The task force report also includes a COVID-19 participant/coach monitoring form. The checklist offers eight symptoms that may keep a player or coach from participating.

In the event a player, coach or official tests positive for COVID-19, a return to play form must be completed. The form calls for 10 days to pass after symptoms appear and that symptoms must no longer be present. Athletes are then allowed to return to play with an OK from their doctor. The doctor may also recommend that the player go through a minimum of seven days of increasing training activity before being allowed to participate again.

While the form was approved along with other task force recommendations, Swartos said some of the language in the form is still being tweaked “to make sure this is as clear as can be for medical providers.”

Swartos emphasized the need for assigned seating and masks to be used on team buses to aid in contact tracing.

“We really want to stress that,” Swartos said. “We really want to recommend that schools do that.”

Parker superintendent Donavan DeBoer, who sat on the task force committee, said he is really comfortable and pleased with the outcome because if there is going to be sports in schools, they have to have some sort of plan. 

“The decision was really if we are going to have it, what are we going to do to help not spread the virus. The only other alternative was to not have sports,” said DeBoer. 

He noted too that guiding principles will not stop the spread of this disease.
“You either have sports or you have social distancing. You can’t have both,” he said. 
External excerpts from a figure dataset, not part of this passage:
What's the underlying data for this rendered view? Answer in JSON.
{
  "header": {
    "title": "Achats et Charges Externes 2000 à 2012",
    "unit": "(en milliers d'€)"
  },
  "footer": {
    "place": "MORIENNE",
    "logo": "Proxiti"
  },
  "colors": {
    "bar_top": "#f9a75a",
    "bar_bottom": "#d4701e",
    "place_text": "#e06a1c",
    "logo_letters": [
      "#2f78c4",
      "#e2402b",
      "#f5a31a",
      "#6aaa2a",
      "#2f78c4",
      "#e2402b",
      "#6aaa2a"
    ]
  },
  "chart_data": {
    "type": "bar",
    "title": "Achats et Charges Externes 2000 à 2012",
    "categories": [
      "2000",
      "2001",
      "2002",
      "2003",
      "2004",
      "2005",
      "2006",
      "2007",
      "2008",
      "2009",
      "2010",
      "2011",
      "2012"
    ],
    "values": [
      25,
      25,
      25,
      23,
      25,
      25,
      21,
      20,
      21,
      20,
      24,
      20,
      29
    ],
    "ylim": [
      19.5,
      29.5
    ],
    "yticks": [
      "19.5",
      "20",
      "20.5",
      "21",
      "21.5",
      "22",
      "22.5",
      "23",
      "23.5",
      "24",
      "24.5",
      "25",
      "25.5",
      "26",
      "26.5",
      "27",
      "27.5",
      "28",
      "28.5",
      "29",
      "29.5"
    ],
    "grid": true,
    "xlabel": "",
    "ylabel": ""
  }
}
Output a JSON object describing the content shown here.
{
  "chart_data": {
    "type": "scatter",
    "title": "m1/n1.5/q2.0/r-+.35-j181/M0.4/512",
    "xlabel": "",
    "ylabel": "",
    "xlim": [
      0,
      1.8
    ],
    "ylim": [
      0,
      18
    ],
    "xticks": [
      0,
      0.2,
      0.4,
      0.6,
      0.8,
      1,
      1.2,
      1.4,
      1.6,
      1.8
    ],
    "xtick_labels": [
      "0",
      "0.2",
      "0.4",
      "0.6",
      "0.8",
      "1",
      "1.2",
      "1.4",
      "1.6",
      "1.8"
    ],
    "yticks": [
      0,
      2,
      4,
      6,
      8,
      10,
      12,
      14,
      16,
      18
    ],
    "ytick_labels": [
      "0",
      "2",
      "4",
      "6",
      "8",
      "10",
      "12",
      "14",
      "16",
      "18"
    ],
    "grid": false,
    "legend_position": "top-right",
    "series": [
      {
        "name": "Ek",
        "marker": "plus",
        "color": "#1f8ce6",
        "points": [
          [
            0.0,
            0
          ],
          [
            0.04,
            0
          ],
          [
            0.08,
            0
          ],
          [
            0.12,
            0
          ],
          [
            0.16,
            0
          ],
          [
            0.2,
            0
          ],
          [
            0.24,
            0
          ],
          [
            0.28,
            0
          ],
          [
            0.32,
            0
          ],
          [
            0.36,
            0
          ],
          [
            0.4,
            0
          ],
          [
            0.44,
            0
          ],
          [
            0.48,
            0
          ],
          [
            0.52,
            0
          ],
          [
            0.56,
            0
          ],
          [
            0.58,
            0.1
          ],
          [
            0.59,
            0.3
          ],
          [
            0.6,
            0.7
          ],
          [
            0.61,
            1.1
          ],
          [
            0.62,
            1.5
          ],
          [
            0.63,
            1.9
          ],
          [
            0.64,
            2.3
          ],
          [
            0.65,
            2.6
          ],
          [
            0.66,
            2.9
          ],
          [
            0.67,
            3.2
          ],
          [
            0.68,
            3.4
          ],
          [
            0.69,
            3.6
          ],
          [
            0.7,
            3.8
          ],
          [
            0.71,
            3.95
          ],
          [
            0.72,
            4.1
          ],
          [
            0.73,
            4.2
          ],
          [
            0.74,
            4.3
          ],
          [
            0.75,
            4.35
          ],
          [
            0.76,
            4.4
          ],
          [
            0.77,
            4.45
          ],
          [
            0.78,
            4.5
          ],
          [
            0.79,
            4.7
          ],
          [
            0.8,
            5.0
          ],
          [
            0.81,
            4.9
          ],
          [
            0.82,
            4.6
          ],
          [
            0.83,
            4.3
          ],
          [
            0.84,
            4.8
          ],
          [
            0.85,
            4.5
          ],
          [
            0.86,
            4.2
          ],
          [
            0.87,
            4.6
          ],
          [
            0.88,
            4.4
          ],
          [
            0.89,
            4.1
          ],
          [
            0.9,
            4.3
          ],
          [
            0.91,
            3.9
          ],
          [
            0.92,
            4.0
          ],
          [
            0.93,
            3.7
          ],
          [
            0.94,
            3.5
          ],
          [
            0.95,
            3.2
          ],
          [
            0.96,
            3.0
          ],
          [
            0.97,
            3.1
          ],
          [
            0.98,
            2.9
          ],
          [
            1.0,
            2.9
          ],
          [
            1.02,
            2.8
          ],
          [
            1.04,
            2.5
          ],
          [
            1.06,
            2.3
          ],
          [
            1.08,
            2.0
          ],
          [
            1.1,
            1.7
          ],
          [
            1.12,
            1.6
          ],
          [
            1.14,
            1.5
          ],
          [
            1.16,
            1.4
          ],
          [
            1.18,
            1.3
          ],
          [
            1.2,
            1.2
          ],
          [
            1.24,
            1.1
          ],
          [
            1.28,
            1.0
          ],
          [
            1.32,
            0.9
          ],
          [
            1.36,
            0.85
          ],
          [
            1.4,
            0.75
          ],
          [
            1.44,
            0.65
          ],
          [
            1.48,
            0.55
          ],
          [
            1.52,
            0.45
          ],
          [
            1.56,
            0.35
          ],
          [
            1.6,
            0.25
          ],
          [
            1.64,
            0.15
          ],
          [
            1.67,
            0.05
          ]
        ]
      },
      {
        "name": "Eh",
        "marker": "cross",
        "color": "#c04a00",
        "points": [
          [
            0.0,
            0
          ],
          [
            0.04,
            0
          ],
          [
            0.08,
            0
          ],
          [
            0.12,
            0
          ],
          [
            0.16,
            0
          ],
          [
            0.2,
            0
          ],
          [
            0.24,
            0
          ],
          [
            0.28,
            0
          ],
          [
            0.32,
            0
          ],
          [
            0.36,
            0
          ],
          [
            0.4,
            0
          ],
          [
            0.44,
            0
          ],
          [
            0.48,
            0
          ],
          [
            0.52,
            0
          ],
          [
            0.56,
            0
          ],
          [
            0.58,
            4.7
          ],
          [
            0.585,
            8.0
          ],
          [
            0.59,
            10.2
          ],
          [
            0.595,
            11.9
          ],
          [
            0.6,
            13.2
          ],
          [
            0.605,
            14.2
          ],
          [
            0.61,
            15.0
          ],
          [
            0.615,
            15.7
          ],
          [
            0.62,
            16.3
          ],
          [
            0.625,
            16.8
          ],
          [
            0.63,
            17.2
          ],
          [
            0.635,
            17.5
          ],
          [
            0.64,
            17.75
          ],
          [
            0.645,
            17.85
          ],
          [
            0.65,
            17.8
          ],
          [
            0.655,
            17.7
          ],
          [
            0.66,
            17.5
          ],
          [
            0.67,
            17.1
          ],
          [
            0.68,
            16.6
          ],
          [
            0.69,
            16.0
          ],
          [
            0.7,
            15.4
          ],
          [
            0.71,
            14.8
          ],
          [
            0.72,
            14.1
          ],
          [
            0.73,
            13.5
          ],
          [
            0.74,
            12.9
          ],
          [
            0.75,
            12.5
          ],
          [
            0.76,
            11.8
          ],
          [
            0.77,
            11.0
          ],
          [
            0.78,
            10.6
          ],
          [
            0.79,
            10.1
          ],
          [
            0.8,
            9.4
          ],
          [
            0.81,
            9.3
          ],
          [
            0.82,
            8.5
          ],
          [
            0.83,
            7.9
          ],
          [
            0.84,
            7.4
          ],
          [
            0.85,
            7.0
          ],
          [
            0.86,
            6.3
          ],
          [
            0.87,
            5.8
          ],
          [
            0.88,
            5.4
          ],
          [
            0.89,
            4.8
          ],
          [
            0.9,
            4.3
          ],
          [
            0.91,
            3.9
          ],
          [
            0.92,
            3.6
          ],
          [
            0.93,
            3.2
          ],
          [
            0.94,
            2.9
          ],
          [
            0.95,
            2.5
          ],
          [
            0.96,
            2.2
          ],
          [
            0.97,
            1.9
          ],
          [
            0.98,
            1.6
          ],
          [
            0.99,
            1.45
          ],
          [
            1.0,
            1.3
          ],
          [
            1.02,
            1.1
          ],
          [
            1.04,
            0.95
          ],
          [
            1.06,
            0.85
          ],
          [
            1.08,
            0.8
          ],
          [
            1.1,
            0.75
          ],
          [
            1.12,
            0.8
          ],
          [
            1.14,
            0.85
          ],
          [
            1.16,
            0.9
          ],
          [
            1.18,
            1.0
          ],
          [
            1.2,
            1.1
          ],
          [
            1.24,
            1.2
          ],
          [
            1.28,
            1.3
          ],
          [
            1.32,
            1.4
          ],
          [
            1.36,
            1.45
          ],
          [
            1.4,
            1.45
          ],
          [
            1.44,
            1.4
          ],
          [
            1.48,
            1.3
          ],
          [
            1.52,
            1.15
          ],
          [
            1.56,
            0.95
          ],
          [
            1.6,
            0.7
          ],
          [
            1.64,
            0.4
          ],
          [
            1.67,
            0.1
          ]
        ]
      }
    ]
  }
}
As the school year looms near, with Parker’s start date set for Monday, Aug. 24, DeBoer said giving kids a “normal” school year is going to be difficult. 

“It is really important to try to make it as normal as possible, but again, I am realistic, how do you do that,” he asked.  

He noted that he doesn’t know what normal is, but that the students are going to accept whatever they do because they are resilient and that is how they are. 

“That’s the great thing about kids. They don’t hold or carry all this baggage. They roll with the punches and adapt,” said DeBoer.